The era of the modern SUV began in 1984 when the first Jeep Grand Cherokee rolled off the line. It has been so designated by Robert Casey, curator of the Henry Ford Museum.
It was a different world then – in 1981 the New York Times declared a worldwide Oil Glut, caused by cooling economies in the industrial nations. In 1986 the price of a barrel of oil fell to $10 – today it tends to waver from $90 to $110. The low price of oil set the stage for Americans to embrace the SUV wholeheartedly.
By the 1990’s they were the vehicle of choice due to their perceived safety and security. Remarkably, wild tales of how an SUV saved someone’s life have become part of the lexicon of American Urban Legends.
The engines may have gotten more efficient, but the utilities were so big and heavy most got only 13 mpg. Detroit didn’t care because they were easy to sell and profited them from $10-18K. In contrast, small cars like the Ford Focus were sold at a loss.
This imbalance contributed greatly to the Big Three failing to see the writing on the wall and why you could hardly give an SUV away at the end of 2008, when the economic collapse began.
Getting back to Knittel’s study, if Americans today drove cars of the weight and power typical in1980, the country’s autos would have leapfrogged to an to an average 37 mpg, well above the current average of around 27 mpg. “Most of that technological progress has gone into [making up for] weight and horsepower,” he told Peter Dizikes of the MIT News Office.
The transportation sector produces over 30 percent of the greenhouse gas emissions in the country, fortunately a lot of the progress has resulted in cleaner burning cars, even if not in quantum leaps in mileage.
Knittel thinks the most logical way to reduce emissions is through an increased gas tax that leads consumers to value fuel efficiency more highly. “When it comes to climate change, leaving the market alone isn’t going to lead to the efficient outcome,” Knittel says. “The right starting point is a gas tax.”
Here we have to disagree with the learned gentleman. We think the CAFE requirement’s effect on the market will be sufficient. It’s clear Knittel isn’t running for office or he wouldn’t even think of suggesting this.
Knittel drew upon data from the National Highway Transportation Safety Administration, auto manufacturers and trade journals to arrive at his conclusions. The numbers revealed the reason overall mileage has increased slowly is Americans have chosen bigger, less efficient vehicles. In 1980, light trucks represented about 20 percent of passenger vehicles sold in the United States. By 2004, light trucks, including SUVs, rose to 51 percent of passenger-vehicle sales.

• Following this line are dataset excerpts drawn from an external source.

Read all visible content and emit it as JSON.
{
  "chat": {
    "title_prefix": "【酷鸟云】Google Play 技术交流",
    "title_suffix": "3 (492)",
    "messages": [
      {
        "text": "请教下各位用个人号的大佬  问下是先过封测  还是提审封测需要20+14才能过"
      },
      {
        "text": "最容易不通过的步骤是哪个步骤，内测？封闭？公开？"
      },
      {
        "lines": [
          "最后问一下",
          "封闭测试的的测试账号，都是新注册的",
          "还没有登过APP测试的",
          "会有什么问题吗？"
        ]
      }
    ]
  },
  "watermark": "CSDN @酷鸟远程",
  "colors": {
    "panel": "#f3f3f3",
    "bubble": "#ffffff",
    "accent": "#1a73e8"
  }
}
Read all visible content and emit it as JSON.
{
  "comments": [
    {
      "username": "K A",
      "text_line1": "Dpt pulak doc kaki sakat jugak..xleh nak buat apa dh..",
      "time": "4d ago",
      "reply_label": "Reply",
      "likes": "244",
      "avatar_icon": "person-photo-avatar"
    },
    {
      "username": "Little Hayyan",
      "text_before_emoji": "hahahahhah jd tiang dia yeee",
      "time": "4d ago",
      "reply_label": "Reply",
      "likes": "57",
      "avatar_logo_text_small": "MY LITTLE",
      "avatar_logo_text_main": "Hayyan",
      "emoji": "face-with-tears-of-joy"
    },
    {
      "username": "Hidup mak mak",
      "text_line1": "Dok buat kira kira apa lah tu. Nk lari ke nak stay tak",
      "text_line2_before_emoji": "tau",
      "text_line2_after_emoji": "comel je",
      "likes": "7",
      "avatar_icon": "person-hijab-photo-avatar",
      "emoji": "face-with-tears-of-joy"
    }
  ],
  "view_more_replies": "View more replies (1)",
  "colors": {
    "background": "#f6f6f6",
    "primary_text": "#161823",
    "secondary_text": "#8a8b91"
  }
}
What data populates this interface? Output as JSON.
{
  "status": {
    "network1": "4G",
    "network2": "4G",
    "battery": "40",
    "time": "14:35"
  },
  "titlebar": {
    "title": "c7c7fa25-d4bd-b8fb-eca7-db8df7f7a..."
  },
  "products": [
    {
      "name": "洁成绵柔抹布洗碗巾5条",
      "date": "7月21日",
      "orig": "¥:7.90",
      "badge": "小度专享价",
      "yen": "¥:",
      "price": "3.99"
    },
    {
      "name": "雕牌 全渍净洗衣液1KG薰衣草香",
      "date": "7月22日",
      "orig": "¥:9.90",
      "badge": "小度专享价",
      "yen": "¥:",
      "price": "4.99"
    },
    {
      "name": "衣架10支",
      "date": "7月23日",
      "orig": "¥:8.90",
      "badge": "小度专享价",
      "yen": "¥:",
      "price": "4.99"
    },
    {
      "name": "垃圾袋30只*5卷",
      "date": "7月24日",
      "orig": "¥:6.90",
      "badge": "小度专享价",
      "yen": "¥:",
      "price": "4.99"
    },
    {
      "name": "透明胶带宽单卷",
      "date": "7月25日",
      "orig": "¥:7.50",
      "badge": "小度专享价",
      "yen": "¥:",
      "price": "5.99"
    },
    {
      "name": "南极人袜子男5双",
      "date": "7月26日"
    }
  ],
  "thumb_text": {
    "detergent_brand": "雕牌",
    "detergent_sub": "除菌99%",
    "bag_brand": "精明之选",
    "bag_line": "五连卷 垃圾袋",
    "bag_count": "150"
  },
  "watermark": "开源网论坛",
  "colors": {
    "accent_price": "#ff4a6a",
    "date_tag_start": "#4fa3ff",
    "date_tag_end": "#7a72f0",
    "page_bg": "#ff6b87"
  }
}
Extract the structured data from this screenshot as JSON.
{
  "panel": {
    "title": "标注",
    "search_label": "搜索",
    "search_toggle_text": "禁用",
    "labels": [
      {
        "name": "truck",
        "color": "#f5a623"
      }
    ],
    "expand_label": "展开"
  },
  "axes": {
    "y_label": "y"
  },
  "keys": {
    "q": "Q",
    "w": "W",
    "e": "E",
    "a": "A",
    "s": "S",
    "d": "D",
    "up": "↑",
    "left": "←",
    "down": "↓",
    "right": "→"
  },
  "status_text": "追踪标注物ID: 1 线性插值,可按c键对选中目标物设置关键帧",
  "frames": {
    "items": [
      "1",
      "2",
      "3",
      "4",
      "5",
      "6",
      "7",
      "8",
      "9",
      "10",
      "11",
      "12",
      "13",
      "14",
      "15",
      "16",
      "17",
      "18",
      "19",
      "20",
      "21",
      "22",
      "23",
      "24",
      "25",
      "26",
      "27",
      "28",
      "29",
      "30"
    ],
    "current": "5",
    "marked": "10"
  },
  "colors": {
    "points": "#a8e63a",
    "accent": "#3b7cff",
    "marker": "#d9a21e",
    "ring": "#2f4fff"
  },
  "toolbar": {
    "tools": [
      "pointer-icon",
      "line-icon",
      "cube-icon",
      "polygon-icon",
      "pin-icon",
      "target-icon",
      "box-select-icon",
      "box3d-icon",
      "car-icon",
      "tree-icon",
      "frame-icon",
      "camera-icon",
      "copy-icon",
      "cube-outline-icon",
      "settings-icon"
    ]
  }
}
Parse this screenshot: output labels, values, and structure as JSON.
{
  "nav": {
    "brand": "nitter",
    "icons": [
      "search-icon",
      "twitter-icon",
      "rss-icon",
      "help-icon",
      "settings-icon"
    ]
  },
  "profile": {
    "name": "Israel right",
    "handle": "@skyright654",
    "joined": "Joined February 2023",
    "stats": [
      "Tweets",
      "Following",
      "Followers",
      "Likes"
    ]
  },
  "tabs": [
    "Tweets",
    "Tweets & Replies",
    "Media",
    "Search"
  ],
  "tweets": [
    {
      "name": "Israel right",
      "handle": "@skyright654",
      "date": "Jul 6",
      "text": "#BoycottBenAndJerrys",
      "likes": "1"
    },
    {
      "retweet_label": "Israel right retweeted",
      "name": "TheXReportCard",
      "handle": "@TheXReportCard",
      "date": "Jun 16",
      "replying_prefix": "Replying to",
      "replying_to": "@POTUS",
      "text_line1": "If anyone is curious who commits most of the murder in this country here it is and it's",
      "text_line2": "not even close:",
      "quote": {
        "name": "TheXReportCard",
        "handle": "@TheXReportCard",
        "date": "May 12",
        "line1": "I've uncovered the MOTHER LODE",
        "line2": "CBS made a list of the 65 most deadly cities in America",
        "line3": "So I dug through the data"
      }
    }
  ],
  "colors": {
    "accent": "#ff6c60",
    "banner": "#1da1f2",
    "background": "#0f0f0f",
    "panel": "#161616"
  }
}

“I find little fault with the auto manufacturers, because there has been no incentive to put technologies into overall fuel economy,” said Knittel. “Firms are going to give consumers what they want, and if gas prices are low, consumers are going to want big, fast cars.” Between 1980 and 2004, gas prices dropped by 30 percent when adjusted for inflation. They remain relatively low, by modern standards, even today.